税務ニュース2021年11月12日 申告不要配当特例、適用範囲の見直しを(2021年11月15日号・№906) 会計検査院、特殊関係個人株主と大口個人株主の間で課税の公平性保てず
会計検査院が申告不要配当特例等を適用している個人株主の適用範囲の見直しの検討を財務省に求めていることが11月5日に公表された「令和2年度決算検査報告」で明らかとなった。
上場株式等に係る配当のうち持株割合が3%未満の者が支払いを受ける配当については、源泉徴収における所得税率が15.315%になるとともに、確定申告を行わず、源泉徴収のみで課税関係が終了する確定申告不要方式を選択できる。
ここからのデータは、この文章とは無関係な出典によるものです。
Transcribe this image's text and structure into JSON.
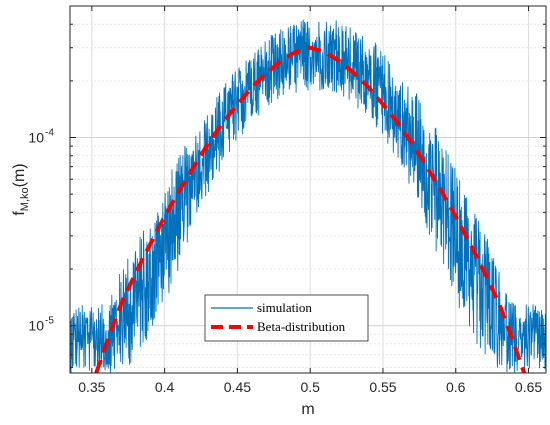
{
  "chart_data": {
    "type": "line",
    "title": "",
    "xlabel": "m",
    "ylabel": "f",
    "ylabel_sub": "M,ko",
    "ylabel_suffix": "(m)",
    "xlim": [
      0.335,
      0.662
    ],
    "ylim": [
      5.6e-06,
      0.0005
    ],
    "yscale": "log",
    "grid": true,
    "x_ticks": [
      0.35,
      0.4,
      0.45,
      0.5,
      0.55,
      0.6,
      0.65
    ],
    "x_tick_labels": [
      "0.35",
      "0.4",
      "0.45",
      "0.5",
      "0.55",
      "0.6",
      "0.65"
    ],
    "y_ticks": [
      {
        "value": 1e-05,
        "mantissa": "10",
        "exp": "-5"
      },
      {
        "value": 0.0001,
        "mantissa": "10",
        "exp": "-4"
      }
    ],
    "legend_position": "lower-center",
    "series": [
      {
        "name": "simulation",
        "style": "noisy-line",
        "color": "#0072BD",
        "envelope": {
          "x": [
            0.335,
            0.35,
            0.36,
            0.37,
            0.38,
            0.39,
            0.4,
            0.41,
            0.42,
            0.43,
            0.44,
            0.45,
            0.46,
            0.47,
            0.48,
            0.49,
            0.5,
            0.51,
            0.52,
            0.53,
            0.54,
            0.55,
            0.56,
            0.57,
            0.58,
            0.59,
            0.6,
            0.61,
            0.62,
            0.63,
            0.64,
            0.65,
            0.662
          ],
          "upper": [
            1.3e-05,
            1.3e-05,
            1.3e-05,
            2e-05,
            3e-05,
            3.5e-05,
            6e-05,
            8e-05,
            0.00011,
            0.00014,
            0.00019,
            0.00024,
            0.00029,
            0.00034,
            0.00038,
            0.00042,
            0.00044,
            0.00044,
            0.00042,
            0.00038,
            0.00035,
            0.00029,
            0.00022,
            0.00019,
            0.00015,
            0.0001,
            7e-05,
            4.5e-05,
            3.5e-05,
            2e-05,
            1.3e-05,
            1.3e-05,
            1.3e-05
          ],
          "lower": [
            5.6e-06,
            5.6e-06,
            5.6e-06,
            5.6e-06,
            6.5e-06,
            9e-06,
            1.3e-05,
            2e-05,
            3.5e-05,
            5e-05,
            7e-05,
            9.5e-05,
            0.00012,
            0.000145,
            0.00016,
            0.00017,
            0.000175,
            0.00017,
            0.00016,
            0.000145,
            0.000125,
            0.0001,
            7.5e-05,
            5e-05,
            3.2e-05,
            2e-05,
            1.3e-05,
            9e-06,
            6.5e-06,
            5.6e-06,
            5.6e-06,
            5.6e-06,
            5.6e-06
          ]
        }
      },
      {
        "name": "Beta-distribution",
        "style": "dashed",
        "color": "#FF0000",
        "x": [
          0.353,
          0.36,
          0.37,
          0.38,
          0.39,
          0.4,
          0.41,
          0.42,
          0.43,
          0.44,
          0.45,
          0.46,
          0.47,
          0.48,
          0.49,
          0.5,
          0.51,
          0.52,
          0.53,
          0.54,
          0.55,
          0.56,
          0.57,
          0.58,
          0.59,
          0.6,
          0.61,
          0.62,
          0.63,
          0.64,
          0.647
        ],
        "values": [
          5.6e-06,
          8e-06,
          1.3e-05,
          1.9e-05,
          2.7e-05,
          3.8e-05,
          5.2e-05,
          7e-05,
          9.3e-05,
          0.00012,
          0.00015,
          0.000185,
          0.00022,
          0.000255,
          0.000285,
          0.0003,
          0.000285,
          0.000255,
          0.00022,
          0.000185,
          0.00015,
          0.00012,
          9.3e-05,
          7e-05,
          5.2e-05,
          3.8e-05,
          2.7e-05,
          1.9e-05,
          1.3e-05,
          8e-06,
          5.6e-06
        ]
      }
    ]
  }
}
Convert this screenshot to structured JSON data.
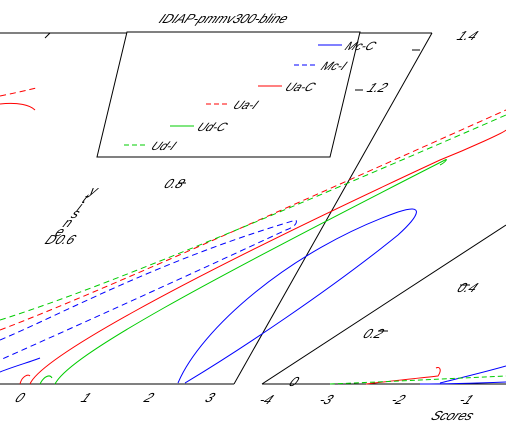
{
  "chart_data": [
    {
      "type": "line",
      "title": "IDIAP-pmmv300-bline",
      "xlabel": "",
      "ylabel": "",
      "grid": false,
      "legend_position": "top-right",
      "y_ticks": [
        "0.6",
        "0.8",
        "1",
        "1.2",
        "1.4"
      ],
      "x_ticks": [
        "0",
        "1",
        "2",
        "3"
      ],
      "ylabel_fragments": [
        "D",
        "e",
        "n",
        "s",
        "i",
        "t",
        "y"
      ],
      "series": [
        {
          "name": "Mc-C",
          "color": "#0000ff",
          "dash": "solid"
        },
        {
          "name": "Mc-I",
          "color": "#0000ff",
          "dash": "dashed"
        },
        {
          "name": "Ua-C",
          "color": "#ff0000",
          "dash": "solid"
        },
        {
          "name": "Ua-I",
          "color": "#ff0000",
          "dash": "dashed"
        },
        {
          "name": "Ud-C",
          "color": "#00cc00",
          "dash": "solid"
        },
        {
          "name": "Ud-I",
          "color": "#00cc00",
          "dash": "dashed"
        }
      ]
    },
    {
      "type": "line",
      "title": "",
      "xlabel": "Scores",
      "ylabel": "",
      "x_ticks": [
        "-4",
        "-3",
        "-2",
        "-1"
      ],
      "y_ticks": [
        "0",
        "0.2",
        "0.4"
      ],
      "series": [
        {
          "color": "#0000ff",
          "dash": "solid"
        },
        {
          "color": "#ff0000",
          "dash": "solid"
        },
        {
          "color": "#00cc00",
          "dash": "dashed"
        }
      ]
    }
  ]
}
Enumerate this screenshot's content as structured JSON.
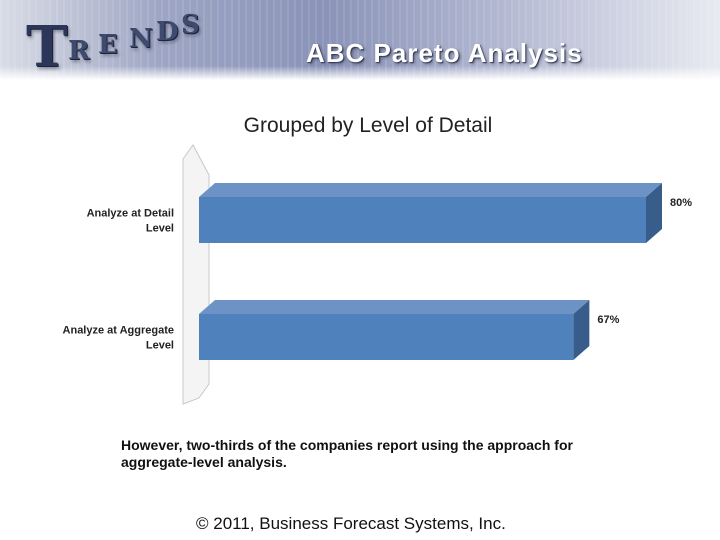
{
  "header": {
    "logo_text": "TRENDS",
    "logo_letters": [
      "T",
      "R",
      "E",
      "N",
      "D",
      "S"
    ],
    "title": "ABC Pareto Analysis"
  },
  "chart_data": {
    "type": "bar",
    "orientation": "horizontal",
    "title": "Grouped by Level of Detail",
    "categories": [
      "Analyze at Detail Level",
      "Analyze at Aggregate Level"
    ],
    "values": [
      80,
      67
    ],
    "data_labels": [
      "80%",
      "67%"
    ],
    "xlim": [
      0,
      80
    ],
    "grid": false,
    "legend": "none",
    "bar_color": "#4f81bd",
    "bar_side_color": "#385d8a",
    "bar_top_color": "#6d93c6",
    "style": "3d"
  },
  "note": "However, two-thirds of the companies report using the approach for aggregate-level analysis.",
  "footer": {
    "copyright": "© 2011, Business Forecast Systems, Inc."
  }
}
また、配当所得は、累進税率が適用される総合課税方式に代えて他の所得と区分して15.315%の税率で所得税額を計算する申告分離課税方式により確定申告を行うことができ、上場株式等に係る譲渡損失がある場合には、譲渡損失と損益通算を行うことができる(申告不要配当特例等)。一方、上場株式等に係る持株割合が3%以上の者(大口の個人株主)が支払いを受ける配当等は、原則として申告不要配当特例等を適用することができない。
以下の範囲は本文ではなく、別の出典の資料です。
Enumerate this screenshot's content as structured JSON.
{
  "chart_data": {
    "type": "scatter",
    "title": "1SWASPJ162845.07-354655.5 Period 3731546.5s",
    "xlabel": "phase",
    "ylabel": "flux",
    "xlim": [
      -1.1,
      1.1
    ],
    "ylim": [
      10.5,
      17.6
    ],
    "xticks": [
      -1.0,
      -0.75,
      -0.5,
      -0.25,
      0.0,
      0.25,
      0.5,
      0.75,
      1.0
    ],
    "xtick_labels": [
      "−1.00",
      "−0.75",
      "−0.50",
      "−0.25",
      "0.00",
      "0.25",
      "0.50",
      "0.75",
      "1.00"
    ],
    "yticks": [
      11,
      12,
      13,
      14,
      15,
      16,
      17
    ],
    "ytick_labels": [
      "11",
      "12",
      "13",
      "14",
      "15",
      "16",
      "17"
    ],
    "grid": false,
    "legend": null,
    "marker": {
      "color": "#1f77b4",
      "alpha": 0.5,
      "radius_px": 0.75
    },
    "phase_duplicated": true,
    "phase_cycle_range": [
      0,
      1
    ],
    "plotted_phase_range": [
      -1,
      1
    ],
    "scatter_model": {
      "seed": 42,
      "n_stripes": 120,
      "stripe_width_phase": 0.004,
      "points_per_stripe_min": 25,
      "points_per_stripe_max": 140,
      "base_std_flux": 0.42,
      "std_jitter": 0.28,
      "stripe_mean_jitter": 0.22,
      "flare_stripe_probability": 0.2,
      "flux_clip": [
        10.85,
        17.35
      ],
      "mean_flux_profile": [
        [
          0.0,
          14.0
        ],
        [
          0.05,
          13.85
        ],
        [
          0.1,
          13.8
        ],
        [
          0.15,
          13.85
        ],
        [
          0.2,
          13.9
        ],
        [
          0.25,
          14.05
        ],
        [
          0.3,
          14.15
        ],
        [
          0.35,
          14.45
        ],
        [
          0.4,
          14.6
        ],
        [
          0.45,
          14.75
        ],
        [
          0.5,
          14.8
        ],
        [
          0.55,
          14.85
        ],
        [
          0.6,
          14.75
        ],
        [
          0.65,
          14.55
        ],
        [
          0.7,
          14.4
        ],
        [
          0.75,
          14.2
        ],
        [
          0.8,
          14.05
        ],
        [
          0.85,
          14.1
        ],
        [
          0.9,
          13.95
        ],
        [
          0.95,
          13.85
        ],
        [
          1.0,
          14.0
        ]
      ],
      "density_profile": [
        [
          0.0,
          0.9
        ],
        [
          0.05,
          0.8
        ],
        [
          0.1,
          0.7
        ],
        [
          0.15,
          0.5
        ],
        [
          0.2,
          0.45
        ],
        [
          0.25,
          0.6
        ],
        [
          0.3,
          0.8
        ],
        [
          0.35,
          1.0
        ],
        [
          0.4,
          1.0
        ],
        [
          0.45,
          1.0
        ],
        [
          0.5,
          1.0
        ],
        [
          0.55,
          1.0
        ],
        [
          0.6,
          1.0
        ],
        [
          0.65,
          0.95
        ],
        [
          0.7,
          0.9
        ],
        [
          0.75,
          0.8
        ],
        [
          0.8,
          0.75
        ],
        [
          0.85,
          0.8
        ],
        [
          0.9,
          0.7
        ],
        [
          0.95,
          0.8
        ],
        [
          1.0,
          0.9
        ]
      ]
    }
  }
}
会計検査院が問題視したのは、上場会社の株式を保有している法人の過半数を支配している特殊関係個人株主だ。特殊関係個人株主の持株割合が3%未満であっても特殊関係法人株主を通じるなどして上場会社に対する持株割合を実質的に3%以上とすることが可能になるが、特殊関係個人株主は持株割合が3%未満であるため、申告不要配当特例等の適用が可能になっている。
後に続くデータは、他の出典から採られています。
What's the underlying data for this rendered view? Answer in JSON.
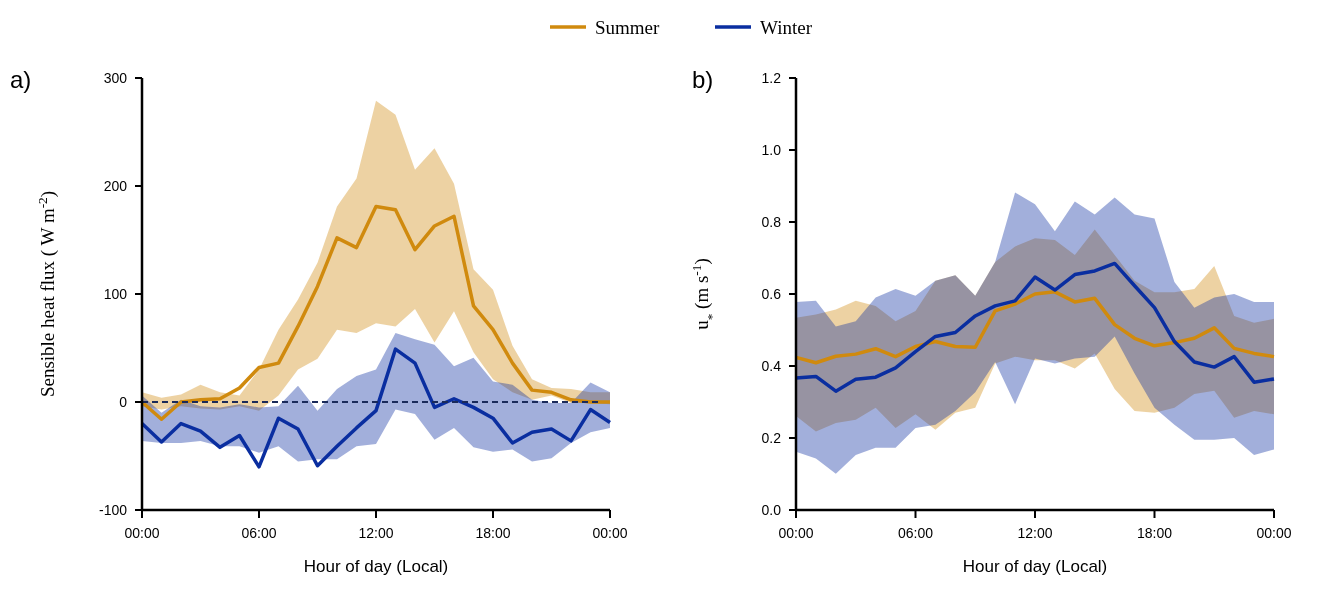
{
  "chart_data": [
    {
      "type": "line",
      "title": "a)",
      "xlabel": "Hour of  day (Local)",
      "ylabel": "Sensible heat flux ( W m$^{-2}$)",
      "x": [
        0,
        1,
        2,
        3,
        4,
        5,
        6,
        7,
        8,
        9,
        10,
        11,
        12,
        13,
        14,
        15,
        16,
        17,
        18,
        19,
        20,
        21,
        22,
        23,
        24
      ],
      "xlim": [
        0,
        24
      ],
      "xticks": [
        {
          "value": 0,
          "label": "00:00"
        },
        {
          "value": 6,
          "label": "06:00"
        },
        {
          "value": 12,
          "label": "12:00"
        },
        {
          "value": 18,
          "label": "18:00"
        },
        {
          "value": 24,
          "label": "00:00"
        }
      ],
      "ylim": [
        -100,
        300
      ],
      "yticks": [
        -100,
        0,
        100,
        200,
        300
      ],
      "legend": "top",
      "grid": false,
      "ref_lines": [
        {
          "axis": "y",
          "value": 0,
          "color": "#1a2a5a",
          "line_style": "dashed"
        }
      ],
      "series": [
        {
          "name": "Summer",
          "color": "#d08a0e",
          "values": [
            0,
            -16,
            0,
            2,
            3,
            13,
            32,
            36,
            70,
            107,
            152,
            143,
            181,
            178,
            141,
            163,
            172,
            89,
            67,
            36,
            11,
            9,
            2,
            0,
            0
          ],
          "lower": [
            -4,
            -7,
            -4,
            -6,
            -7,
            -4,
            -8,
            6,
            30,
            40,
            67,
            64,
            73,
            70,
            86,
            55,
            84,
            46,
            21,
            9,
            2,
            6,
            -1,
            -1,
            -2
          ],
          "upper": [
            9,
            4,
            7,
            16,
            9,
            6,
            30,
            67,
            95,
            129,
            181,
            207,
            279,
            266,
            215,
            235,
            202,
            123,
            104,
            52,
            21,
            13,
            12,
            9,
            9
          ]
        },
        {
          "name": "Winter",
          "color": "#0a2ea0",
          "values": [
            -20,
            -37,
            -20,
            -27,
            -42,
            -31,
            -60,
            -15,
            -25,
            -59,
            -41,
            -24,
            -8,
            49,
            36,
            -5,
            3,
            -5,
            -15,
            -38,
            -28,
            -25,
            -36,
            -7,
            -19
          ],
          "lower": [
            -36,
            -38,
            -38,
            -36,
            -41,
            -41,
            -47,
            -41,
            -55,
            -53,
            -53,
            -41,
            -39,
            -7,
            -11,
            -35,
            -24,
            -42,
            -46,
            -44,
            -55,
            -52,
            -38,
            -28,
            -24
          ],
          "upper": [
            6,
            -10,
            2,
            -4,
            -5,
            -2,
            -5,
            -4,
            15,
            -8,
            12,
            24,
            30,
            64,
            58,
            53,
            33,
            41,
            19,
            16,
            2,
            -1,
            -1,
            18,
            9
          ]
        }
      ]
    },
    {
      "type": "line",
      "title": "b)",
      "xlabel": "Hour of  day (Local)",
      "ylabel": "u$_{*}$  (m s$^{-1}$)",
      "x": [
        0,
        1,
        2,
        3,
        4,
        5,
        6,
        7,
        8,
        9,
        10,
        11,
        12,
        13,
        14,
        15,
        16,
        17,
        18,
        19,
        20,
        21,
        22,
        23,
        24
      ],
      "xlim": [
        0,
        24
      ],
      "xticks": [
        {
          "value": 0,
          "label": "00:00"
        },
        {
          "value": 6,
          "label": "06:00"
        },
        {
          "value": 12,
          "label": "12:00"
        },
        {
          "value": 18,
          "label": "18:00"
        },
        {
          "value": 24,
          "label": "00:00"
        }
      ],
      "ylim": [
        0,
        1.2
      ],
      "yticks": [
        {
          "value": 0,
          "label": "0.0"
        },
        {
          "value": 0.2,
          "label": "0.2"
        },
        {
          "value": 0.4,
          "label": "0.4"
        },
        {
          "value": 0.6,
          "label": "0.6"
        },
        {
          "value": 0.8,
          "label": "0.8"
        },
        {
          "value": 1,
          "label": "1.0"
        },
        {
          "value": 1.2,
          "label": "1.2"
        }
      ],
      "grid": false,
      "series": [
        {
          "color": "#d08a0e",
          "values": [
            0.424,
            0.409,
            0.427,
            0.433,
            0.448,
            0.426,
            0.454,
            0.468,
            0.454,
            0.452,
            0.553,
            0.572,
            0.6,
            0.606,
            0.578,
            0.588,
            0.515,
            0.477,
            0.456,
            0.465,
            0.477,
            0.506,
            0.449,
            0.435,
            0.426
          ],
          "lower": [
            0.261,
            0.218,
            0.242,
            0.251,
            0.284,
            0.228,
            0.266,
            0.223,
            0.27,
            0.284,
            0.407,
            0.426,
            0.416,
            0.416,
            0.393,
            0.435,
            0.336,
            0.275,
            0.27,
            0.284,
            0.322,
            0.331,
            0.256,
            0.275,
            0.266
          ],
          "upper": [
            0.534,
            0.543,
            0.557,
            0.581,
            0.567,
            0.524,
            0.553,
            0.637,
            0.652,
            0.595,
            0.689,
            0.732,
            0.755,
            0.75,
            0.708,
            0.779,
            0.708,
            0.637,
            0.605,
            0.605,
            0.614,
            0.678,
            0.539,
            0.52,
            0.531
          ]
        },
        {
          "color": "#0a2ea0",
          "values": [
            0.367,
            0.371,
            0.33,
            0.363,
            0.369,
            0.395,
            0.44,
            0.482,
            0.493,
            0.539,
            0.567,
            0.581,
            0.647,
            0.611,
            0.654,
            0.664,
            0.685,
            0.623,
            0.562,
            0.468,
            0.411,
            0.397,
            0.426,
            0.355,
            0.364
          ],
          "lower": [
            0.162,
            0.143,
            0.101,
            0.153,
            0.173,
            0.173,
            0.228,
            0.237,
            0.275,
            0.327,
            0.411,
            0.294,
            0.421,
            0.407,
            0.421,
            0.426,
            0.482,
            0.379,
            0.284,
            0.237,
            0.195,
            0.195,
            0.2,
            0.153,
            0.168
          ],
          "upper": [
            0.578,
            0.581,
            0.51,
            0.524,
            0.59,
            0.614,
            0.595,
            0.637,
            0.652,
            0.595,
            0.689,
            0.882,
            0.849,
            0.774,
            0.857,
            0.821,
            0.868,
            0.821,
            0.81,
            0.633,
            0.562,
            0.59,
            0.6,
            0.578,
            0.578
          ]
        }
      ]
    }
  ]
}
会計検査院が検査を行った申告不要配当特例等を適用した特殊関係個人株主135人のうち122人は、特殊関係法人株主の対象会社に対する持株割合が3%以上であったり、特殊関係個人株主が保有する株式及び特殊関係法人株主が保有する株式を合計すると対象会社に対する持株割合が3%以上になっていた。また、持株割合3%以上の大口の個人株主の所得税等の負担割合は24.9%だが、前述の122人の場合は15.3%と低くなっている。このため、会計検査院は、持株割合が実質的に大口の個人株主と同等の3%以上となっている特殊関係個人株主との間での課税の公平性が保たれていない状況にあるとして、今後、財務省において申告不要配当特例等の適用範囲について、適切なものとなるよう検討を行っていくことが必要としている。